Read from one file at a time

I have the following problematic situation. The data bouquet is split into 10k small files (approximately 8-16 kilobytes each). Depending on user input, I have to load them as quickly as possible and process them. More precisely, each data packet can be divided into 100-100 thousand files, and there are about 1 thousand data packets. However, most of them are smaller.

Now I use a thread pool and every access to the file, the next free stream opens the file, reads it and returns the data prepared for display. Since the number of files will grow in the future, I am not so pleased with this approach, especially if it most likely ends with something around 100 thousand or more files (deploying this, of course, will be fun;)).

So, the idea is to combine all these tiny files for one data packet into a large one and read from it. I can guarantee that it will be read-only, but I do not know the number of threads that will access the same file at the same time (I know the maximum number). This will give me about 1000 files of good size, and I can easily add new data packets.

The question is: how can I allow 1..N threads to be read efficiently from a single file in this scenario? I can use asynchronous I / O on Windows, but it should become synchronous for reading less than 64k.

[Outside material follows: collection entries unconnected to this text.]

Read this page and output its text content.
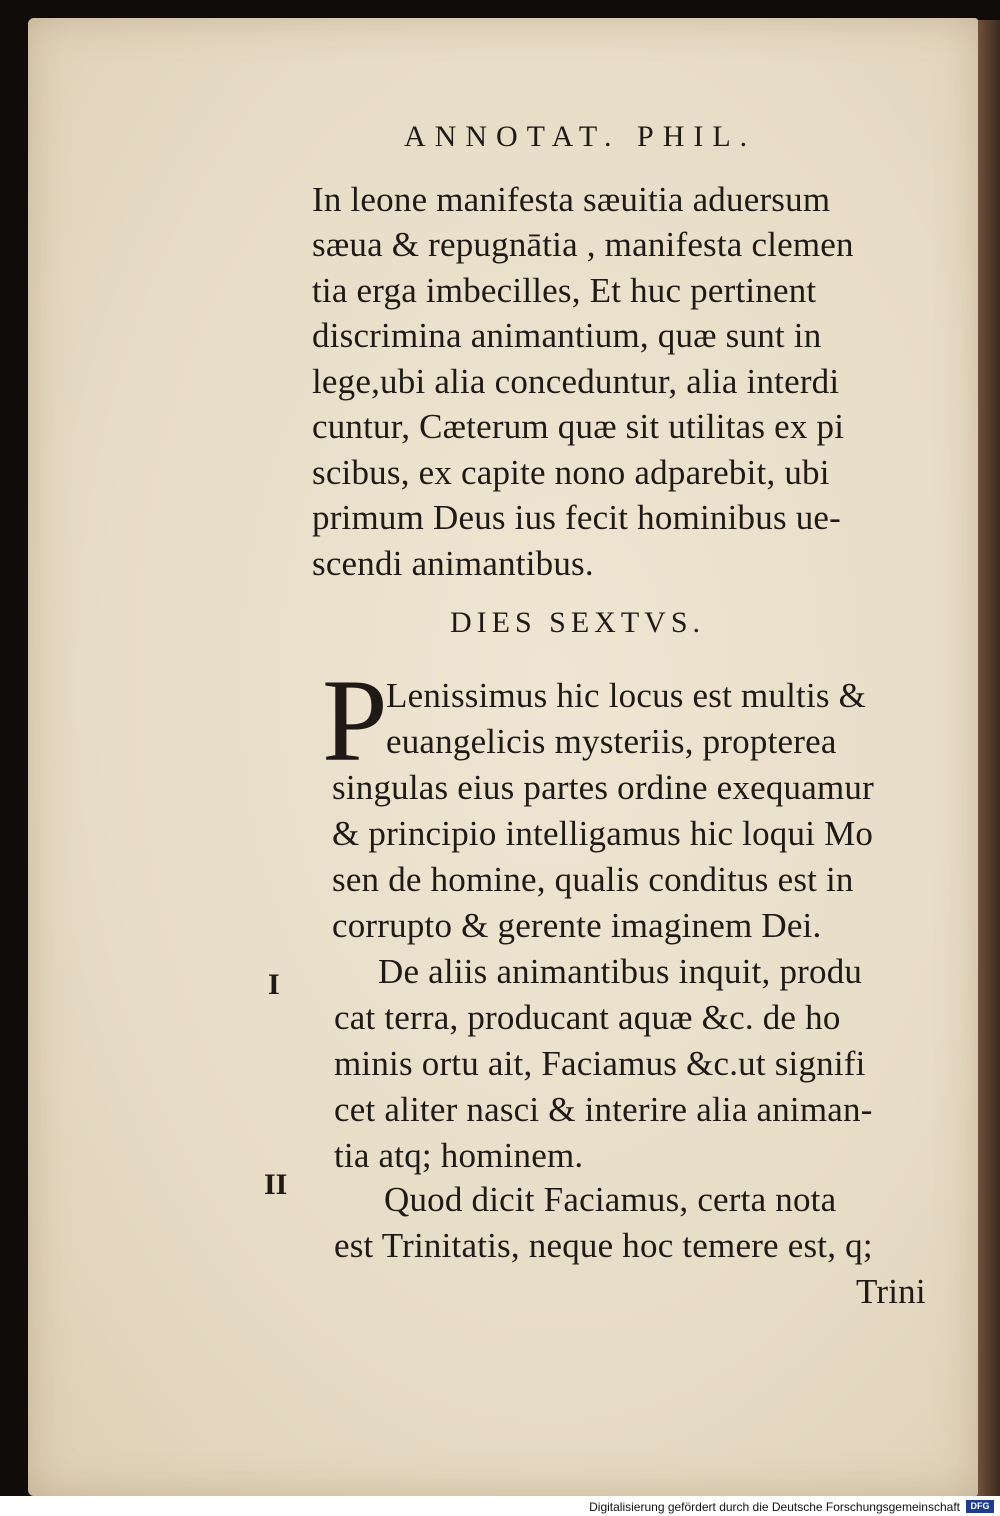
ANNOTAT. PHIL.
In leone manifesta sæuitia aduersum
sæua & repugnātia , manifesta clemen
tia erga imbecilles, Et huc pertinent
discrimina animantium, quæ sunt in
lege,ubi alia conceduntur, alia interdi
cuntur, Cæterum quæ sit utilitas ex pi
scibus, ex capite nono adparebit, ubi
primum Deus ius fecit hominibus ue-
scendi animantibus.
DIES SEXTVS.
P
Lenissimus hic locus est multis &
euangelicis mysteriis, propterea
singulas eius partes ordine exequamur
& principio intelligamus hic loqui Mo
sen de homine, qualis conditus est in
corrupto & gerente imaginem Dei.
I	De aliis animantibus inquit, produ
cat terra, producant aquæ &c. de ho
minis ortu ait, Faciamus &c.ut signifi
cet aliter nasci & interire alia animan-
tia atq; hominem.
II	Quod dicit Faciamus, certa nota
est Trinitatis, neque hoc temere est, q;
Trini
Digitalisierung gefördert durch die Deutsche Forschungsgemeinschaft	DFG
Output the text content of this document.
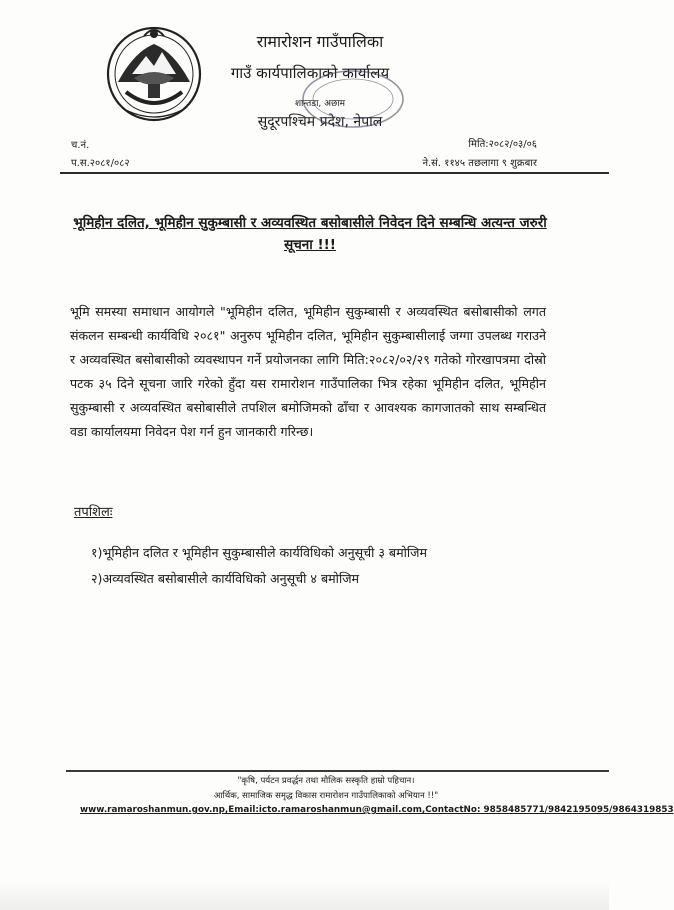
रामारोशन गाउँपालिका
गाउँ कार्यपालिकाको कार्यालय
शान्तडा, अछाम
सुदूरपश्चिम प्रदेश, नेपाल
च.नं.
प.स.२०८१/०८२
मिति:२०८२/०३/०६
ने.सं. ११४५ तछलागा ९ शुक्रबार
भूमिहीन दलित, भूमिहीन सुकुम्बासी र अव्यवस्थित बसोबासीले निवेदन दिने सम्बन्धि अत्यन्त जरुरी सूचना !!!
भूमि समस्या समाधान आयोगले "भूमिहीन दलित, भूमिहीन सुकुम्बासी र अव्यवस्थित बसोबासीको लगत संकलन सम्बन्धी कार्यविधि २०८१" अनुरुप भूमिहीन दलित, भूमिहीन सुकुम्बासीलाई जग्गा उपलब्ध गराउने र अव्यवस्थित बसोबासीको व्यवस्थापन गर्ने प्रयोजनका लागि मिति:२०८२/०२/२९ गतेको गोरखापत्रमा दोस्रो पटक ३५ दिने सूचना जारि गरेको हुँदा यस रामारोशन गाउँपालिका भित्र रहेका भूमिहीन दलित, भूमिहीन सुकुम्बासी र अव्यवस्थित बसोबासीले तपशिल बमोजिमको ढाँचा र आवश्यक कागजातको साथ सम्बन्धित वडा कार्यालयमा निवेदन पेश गर्न हुन जानकारी गरिन्छ।
तपशिलः
१)भूमिहीन दलित र भूमिहीन सुकुम्बासीले कार्यविधिको अनुसूची ३ बमोजिम
२)अव्यवस्थित बसोबासीले कार्यविधिको अनुसूची ४ बमोजिम
"कृषि, पर्यटन प्रवर्द्धन तथा मौलिक सस्कृति हाम्रो पहिचान।
आर्थिक, सामाजिक समृद्ध विकास रामारोशन गाउँपालिकाको अभियान !!"
www.ramaroshanmun.gov.np,Email:icto.ramaroshanmun@gmail.com,ContactNo: 9858485771/9842195095/9864319853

Memory matching the file is not an option, as the expected size is> 1.6 GB, and I still need to be able to run on x86 (if I cannot efficiently display a small part, read it, undo it again), my experience working with memory mapping was that it brought quite overhead compared to one reading).

I thought about opening each of the data packets N times and gave each thread a handle in cyclic mode, but the problem is that it can end (with the number of data files) x (maximum number of threads) open handles (it can easily become 8-16k), and I will need to synchronize every access to the data packet or use incorrect magic to get the next free file descriptor.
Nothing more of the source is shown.